Indeed, there are some situations that might qualify for
such two-level interactive evolution, such as the orbital frontal
cortex role in monitoring progress on an agenda, a meta-sequence that seems to tick along on a different time scale than
individual thoughts and sentences. There's no requirement
that darwinian variations have to be truly random; a slow
darwinian process could bias or skew the general direction of
the variants of a faster darwinian process that deals with
lower-level matters, such as perception and movement on the
time scale of seconds. There could be a cascade or web of such
darwinian processes that operate on different levels in the
attributes-to-metaphors spectrum, or on different time scales in
the milliseconds-to-hours range.
The neocortical Darwin Machine theory seems to me to be
at the right level of explanation for consciousness; it's not
down in the synapse or cytoskeleton but up at the level of
dynamics involving tens of thousands of neurons, generating
the spatiotemporal patterns that are the precursors of
movement -- of behavior in the world outside the brain.
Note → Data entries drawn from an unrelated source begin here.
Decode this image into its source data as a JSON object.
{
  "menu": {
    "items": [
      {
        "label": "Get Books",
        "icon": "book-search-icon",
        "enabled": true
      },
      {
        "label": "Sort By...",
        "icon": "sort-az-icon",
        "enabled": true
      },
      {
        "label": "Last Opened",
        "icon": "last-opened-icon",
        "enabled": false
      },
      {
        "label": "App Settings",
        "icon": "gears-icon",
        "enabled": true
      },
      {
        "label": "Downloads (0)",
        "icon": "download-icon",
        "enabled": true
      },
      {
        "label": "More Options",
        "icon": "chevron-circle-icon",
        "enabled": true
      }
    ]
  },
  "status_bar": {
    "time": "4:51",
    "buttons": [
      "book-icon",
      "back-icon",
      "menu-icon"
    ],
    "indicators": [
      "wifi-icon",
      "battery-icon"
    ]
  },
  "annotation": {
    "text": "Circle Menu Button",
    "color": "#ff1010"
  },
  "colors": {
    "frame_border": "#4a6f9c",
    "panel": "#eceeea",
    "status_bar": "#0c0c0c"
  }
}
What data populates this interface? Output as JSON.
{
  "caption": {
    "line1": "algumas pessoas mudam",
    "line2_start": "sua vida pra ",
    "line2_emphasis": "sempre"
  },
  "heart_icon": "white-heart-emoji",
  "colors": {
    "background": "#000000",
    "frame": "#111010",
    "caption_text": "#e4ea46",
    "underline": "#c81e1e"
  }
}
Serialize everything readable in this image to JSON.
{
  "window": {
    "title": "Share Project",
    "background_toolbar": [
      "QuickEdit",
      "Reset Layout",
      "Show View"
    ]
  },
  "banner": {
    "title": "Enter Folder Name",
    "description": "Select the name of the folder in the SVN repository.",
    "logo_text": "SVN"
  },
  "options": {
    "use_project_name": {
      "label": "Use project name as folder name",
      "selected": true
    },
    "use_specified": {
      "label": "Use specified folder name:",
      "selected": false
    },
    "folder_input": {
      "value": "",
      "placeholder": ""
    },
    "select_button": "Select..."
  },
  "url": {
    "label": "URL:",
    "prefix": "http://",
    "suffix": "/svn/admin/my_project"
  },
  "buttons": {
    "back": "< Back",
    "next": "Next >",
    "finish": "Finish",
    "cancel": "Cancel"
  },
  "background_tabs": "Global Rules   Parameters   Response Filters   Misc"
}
Composite cerebral codes, formed by superpositions and
shaped up by darwinian copying competitions, could explain
much of our subconscious mental lives. The codes themselves
are suitably arbitrary, just as a century of argument about
symbols has emphasized. Copying competitions suggest why
we humans can get away with many more novel behaviors
than other animals (we have offline evolution of nonstandard
movement plans judged for safety). It suggests how we can
engage in analogical reasoning (relationships themselves can
have codes that can compete). Because cerebral codes can be
formed from pieces, you can imagine a unicorn and form a
memory of it (resonances that can reactivate the spatiotemporal
code for unicorn). Best of all, a darwinian process provides a
machine for metaphor: you can code relationships between
relationships, and then shape them up into something of
quality.
None of these things naturally flow from Quantum
Consciousness. But let us not throw out the baby with the bath
water: there are interesting aspects of some of the quantum
field proposals.
The Quantums Revisited
Picking up on the notions of synchronization for binding the
dispersed aspects of the analysis on an object in the brain, some
have invoked a synchronizing influence of quantum fields,
suggesting a connection between QM and object recognition
(and, in the process, conflating perception with consciousness).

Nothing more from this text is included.